Please identify your submission by name, participating school, and/or community.

Fifteen poems will be chosen, one for each performance of As You Like It, and each winning poet will be invited to read his or her work at one of those performances. Seven poems will be selected from the entries of high school students from seven central Vermont high schools, and seven poems will be selected from the submissions received from the general public. One poem will be selected from Norwich University submissions. If a poet prefers not to read their own work, a Lost Nation Theater actor will read their poem for them.

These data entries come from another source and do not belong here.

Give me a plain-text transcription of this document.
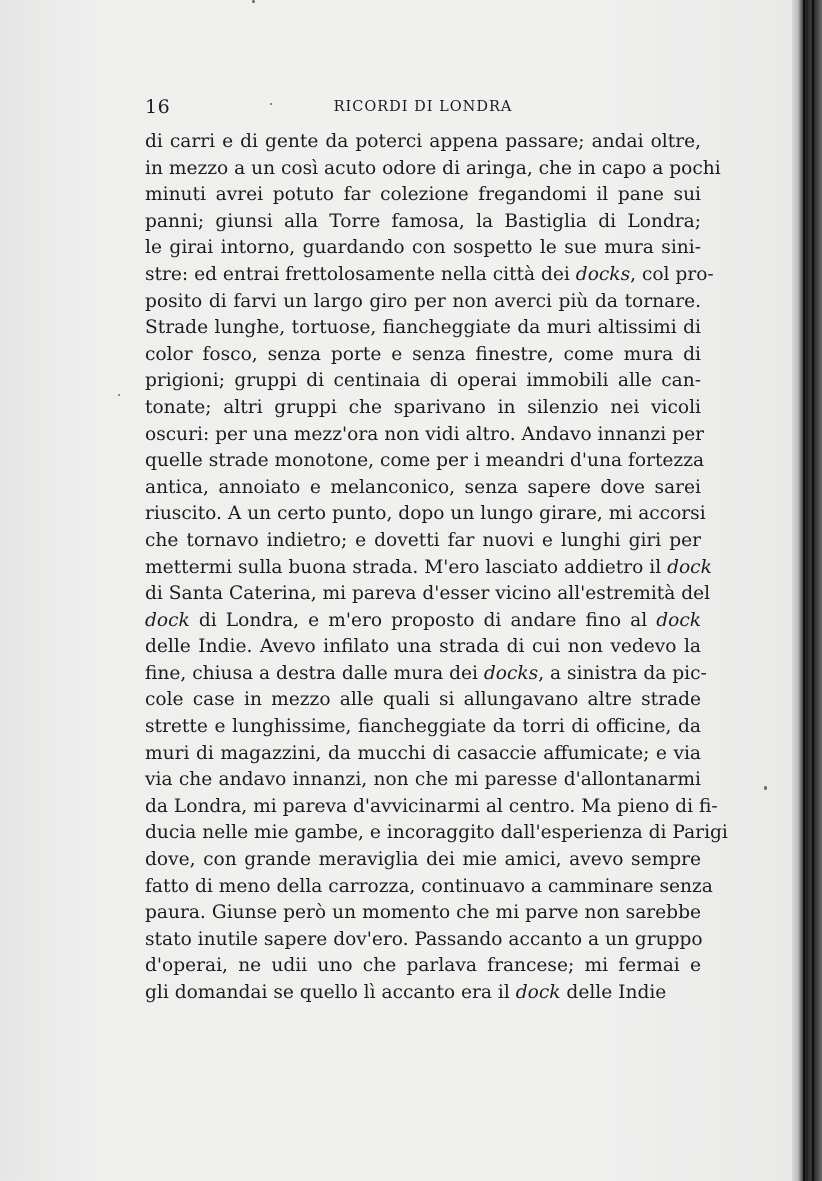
16	RICORDI DI LONDRA
di carri e di gente da poterci appena passare; andai oltre,
in mezzo a un così acuto odore di aringa, che in capo a pochi
minuti avrei potuto far colezione fregandomi il pane sui
panni; giunsi alla Torre famosa, la Bastiglia di Londra;
le girai intorno, guardando con sospetto le sue mura sini-
stre: ed entrai frettolosamente nella città dei docks, col pro-
posito di farvi un largo giro per non averci più da tornare.
Strade lunghe, tortuose, fiancheggiate da muri altissimi di
color fosco, senza porte e senza finestre, come mura di
prigioni; gruppi di centinaia di operai immobili alle can-
tonate; altri gruppi che sparivano in silenzio nei vicoli
oscuri: per una mezz'ora non vidi altro. Andavo innanzi per
quelle strade monotone, come per i meandri d'una fortezza
antica, annoiato e melanconico, senza sapere dove sarei
riuscito. A un certo punto, dopo un lungo girare, mi accorsi
che tornavo indietro; e dovetti far nuovi e lunghi giri per
mettermi sulla buona strada. M'ero lasciato addietro il dock
di Santa Caterina, mi pareva d'esser vicino all'estremità del
dock di Londra, e m'ero proposto di andare fino al dock
delle Indie. Avevo infilato una strada di cui non vedevo la
fine, chiusa a destra dalle mura dei docks, a sinistra da pic-
cole case in mezzo alle quali si allungavano altre strade
strette e lunghissime, fiancheggiate da torri di officine, da
muri di magazzini, da mucchi di casaccie affumicate; e via
via che andavo innanzi, non che mi paresse d'allontanarmi
da Londra, mi pareva d'avvicinarmi al centro. Ma pieno di fi-
ducia nelle mie gambe, e incoraggito dall'esperienza di Parigi
dove, con grande meraviglia dei mie amici, avevo sempre
fatto di meno della carrozza, continuavo a camminare senza
paura. Giunse però un momento che mi parve non sarebbe
stato inutile sapere dov'ero. Passando accanto a un gruppo
d'operai, ne udii uno che parlava francese; mi fermai e
gli domandai se quello lì accanto era il dock delle Indie
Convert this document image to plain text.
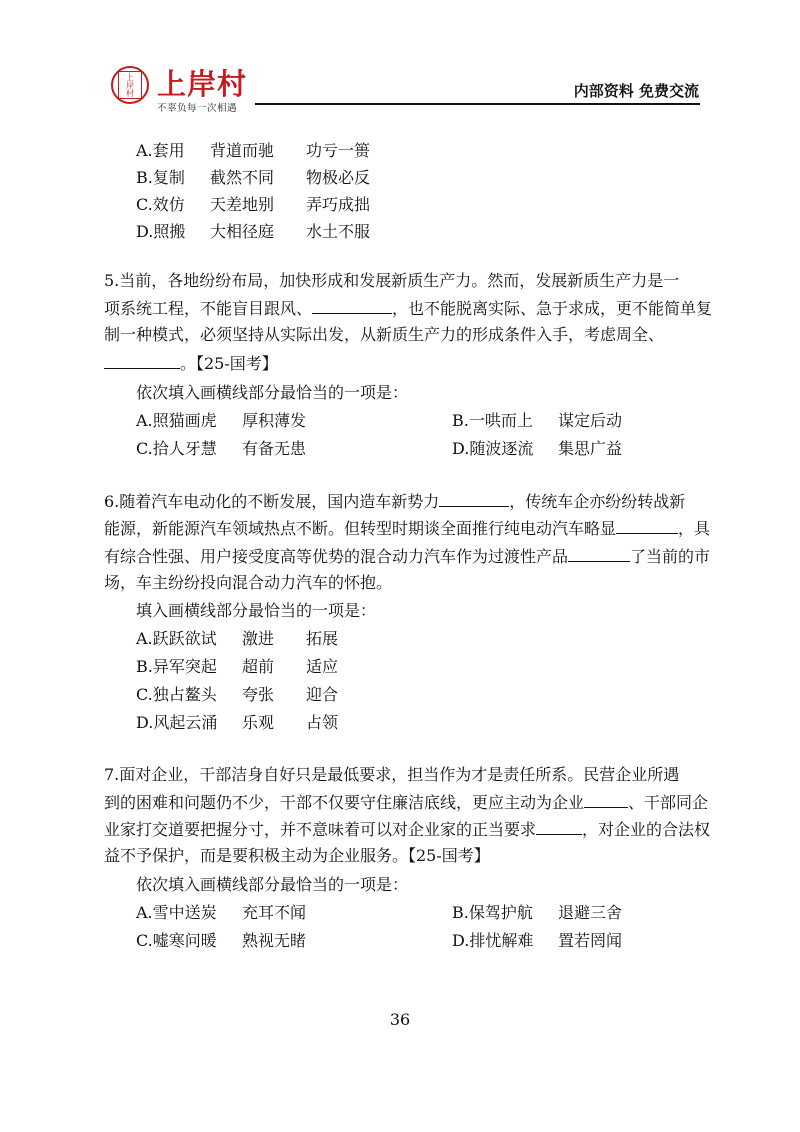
上岸村 上岸村
不辜负每一次相遇
内部资料 免费交流
A.套用 背道而驰 功亏一篑
B.复制 截然不同 物极必反
C.效仿 天差地别 弄巧成拙
D.照搬 大相径庭 水土不服
5.当前，各地纷纷布局，加快形成和发展新质生产力。然而，发展新质生产力是一
项系统工程，不能盲目跟风、	，也不能脱离实际、急于求成，更不能简单复
制一种模式，必须坚持从实际出发，从新质生产力的形成条件入手，考虑周全、
。【25-国考】
依次填入画横线部分最恰当的一项是：
A.照猫画虎 厚积薄发	B.一哄而上 谋定后动
C.拾人牙慧 有备无患	D.随波逐流 集思广益
6.随着汽车电动化的不断发展，国内造车新势力	，传统车企亦纷纷转战新
能源，新能源汽车领域热点不断。但转型时期谈全面推行纯电动汽车略显	，具
有综合性强、用户接受度高等优势的混合动力汽车作为过渡性产品	了当前的市
场，车主纷纷投向混合动力汽车的怀抱。
填入画横线部分最恰当的一项是：
A.跃跃欲试 激进 拓展
B.异军突起 超前 适应
C.独占鳌头 夸张 迎合
D.风起云涌 乐观 占领
7.面对企业，干部洁身自好只是最低要求，担当作为才是责任所系。民营企业所遇
到的困难和问题仍不少，干部不仅要守住廉洁底线，更应主动为企业	、干部同企
业家打交道要把握分寸，并不意味着可以对企业家的正当要求	，对企业的合法权
益不予保护，而是要积极主动为企业服务。【25-国考】
依次填入画横线部分最恰当的一项是：
A.雪中送炭 充耳不闻	B.保驾护航 退避三舍
C.嘘寒问暖 熟视无睹	D.排忧解难 置若罔闻
36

Ninth Annual Apples to iPods Contest Kicks Off a Banner Apple Harvest

MONTPELIER — In preparation for a banner year, Vermont’s pick-your-own orchards will offer a chance to win an Apple product during the “Apples to iPods” promotion that started September 14.

“We’re looking at one of the best crops in years — possibly topping one million bushels,” said Steve Justis, executive director of the Vermont Tree Fruit Growers Association. “We had heavy rain early in the season, but the honeybees stepped up to provide excellent pollination and fruit set. The rest of the summer has given us excellent growing conditions.”

Justis went on to say the annual Apples to iPods contest has been an effective promotion for Vermont’s apple industry.

“Our growers really love the Apples to iPods program,” he said. “For the past several years, the program has encouraged families — especially teens — to visit, explore and pick apples.”

In this technology-meets-agriculture contest, one specially-marked wooden apple is hidden in an apple tree at 24 Vermont pick-your-own apple orchards. The lucky picker who finds a wooden apple wins a randomly selected Apple iPod, iPod Shuffle or iPad.

The state first launched this promotion in 2007 to encourage people to visit pick-your-own orchards. Vermont’s nearly 4,000 acres of commercial apple orchards produce leading apple varieties: McIntosh, Cortland, Red Delicious and Empire. In 1999, the legislature designated the apple as the state fruit, and the apple pie as the state pie.

“Apple picking is a family tradition. In true Vermont fashion, the Apples to iPods contest makes this fall event even more fun for families,” said Megan Smith, commissioner for the Vermont Department of Tourism and Marketing. “Visiting an orchard is the perfect way to experience Vermont’s gorgeous autumn landscape and participate in a festive and family-friendly activity.”

In addition people and groups are invited to visit a participating orchard to purchase extra apples to donate to the Vermont Foodbank. Since 2009, this event made nearly 63,500 pounds of apples available to Vermonters in need.